We developed a process that links the mechanistic power of dynamic global vegetation models with the detailed vegetation dynamics of state-and-transition models to project local vegetation shifts driven by projected climate change. We applied our approach to central Oregon (USA) ecosystems using three climate change scenarios to assess potential future changes in species composition and community structure. Our results suggest that: (1) legacy effects incorporated in state-and-transition models realistically dampen climate change effects on vegetation; (2) species-specific response to fire built into state-and-transition models can result in increased resistance to climate change, as was the case for ponderosa pine (Pinus ponderosa) forests, or increased sensitivity to climate change, as was the case for some shrublands and grasslands in the study area; and (3) vegetation could remain relatively stable in the short term, then shift rapidly as a consequence of increased disturbance such as wildfire and altered environmental conditions. Managers and other land stewards can use results from our linked models to better anticipate potential climate-induced shifts in local vegetation and resulting effects on wildlife habitat.
Wendy Peterman and Dominique Bachelet (2012) Climate Change and Forest Dynamics: A Soils Perspective, in Issues in Environmental Science and Technology No. 35: Soils and Food Security, eds. Hester and R.M. Harrison, The Royal Society of Chemistry, Cambridge, UK.

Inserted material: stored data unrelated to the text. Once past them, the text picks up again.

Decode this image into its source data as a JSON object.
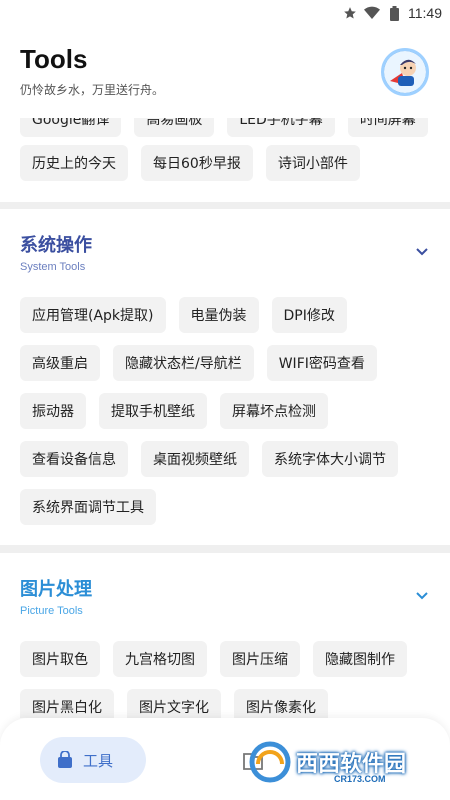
{
  "status_bar": {
    "time": "11:49"
  },
  "header": {
    "title": "Tools",
    "subtitle": "仍怜故乡水，万里送行舟。"
  },
  "top_section": {
    "partial_items": [
      "Google翻译",
      "高易画板",
      "LED手机字幕",
      "时间屏幕"
    ],
    "items": [
      "历史上的今天",
      "每日60秒早报",
      "诗词小部件"
    ]
  },
  "system_section": {
    "title": "系统操作",
    "subtitle": "System Tools",
    "title_color": "#3b4fa0",
    "subtitle_color": "#6b7fbf",
    "rows": [
      [
        "应用管理(Apk提取)",
        "电量伪装",
        "DPI修改"
      ],
      [
        "高级重启",
        "隐藏状态栏/导航栏",
        "WIFI密码查看"
      ],
      [
        "振动器",
        "提取手机壁纸",
        "屏幕坏点检测"
      ],
      [
        "查看设备信息",
        "桌面视频壁纸",
        "系统字体大小调节"
      ],
      [
        "系统界面调节工具"
      ]
    ]
  },
  "picture_section": {
    "title": "图片处理",
    "subtitle": "Picture Tools",
    "title_color": "#2b8ed6",
    "subtitle_color": "#4aa6e6",
    "rows": [
      [
        "图片取色",
        "九宫格切图",
        "图片压缩",
        "隐藏图制作"
      ],
      [
        "图片黑白化",
        "图片文字化",
        "图片像素化"
      ]
    ]
  },
  "bottom_nav": {
    "tools_label": "工具"
  },
  "watermark": {
    "text": "西西软件园",
    "url": "CR173.COM"
  }
}
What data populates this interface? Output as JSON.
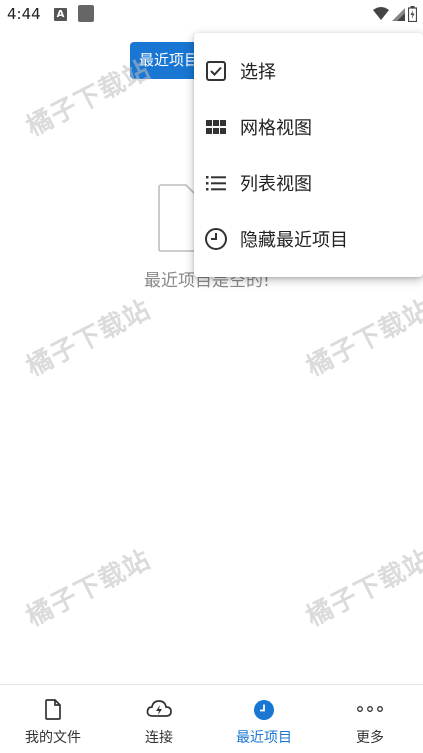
{
  "status_bar": {
    "time": "4:44",
    "notif_icon_a": "A"
  },
  "chip": {
    "label": "最近项目"
  },
  "empty_state": {
    "text": "最近项目是空的!"
  },
  "menu": {
    "items": [
      {
        "label": "选择",
        "icon": "checkbox-icon"
      },
      {
        "label": "网格视图",
        "icon": "grid-icon"
      },
      {
        "label": "列表视图",
        "icon": "list-icon"
      },
      {
        "label": "隐藏最近项目",
        "icon": "clock-icon"
      }
    ]
  },
  "watermark": "橘子下载站",
  "bottom_nav": {
    "items": [
      {
        "label": "我的文件",
        "icon": "file-icon"
      },
      {
        "label": "连接",
        "icon": "cloud-icon"
      },
      {
        "label": "最近项目",
        "icon": "recent-clock-icon",
        "active": true
      },
      {
        "label": "更多",
        "icon": "more-dots-icon"
      }
    ]
  },
  "colors": {
    "accent": "#1976d2"
  }
}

Increasing temperatures have been recorded around the world, leading to changes in precipitation, sea-level rise and extreme events. Climate models are currently in use to simulate the effects of these changes on vegetation cover, which is a strong indicator of ecosystem changes in response to various drivers. Climate change, as well as anthropogenic stressors, is affecting forest dieback and tree-species migration. This chapter addresses the connections between changes in various forest types and the global soil carbon, nitrogen and hydrologic cycles, and related feedbacks between these factors and both natural and anthropogenic environmental changes. We discuss the ways these feedbacks between land use, vegetation changes and global nutrient and water cycles can lead to further climate change and soil degradation, which have profound effects on food security, and we conclude by proposing the use of soil characteristics as tools to inform land managers of challenges they may face in preserving valuable services from forested lands and cropping systems.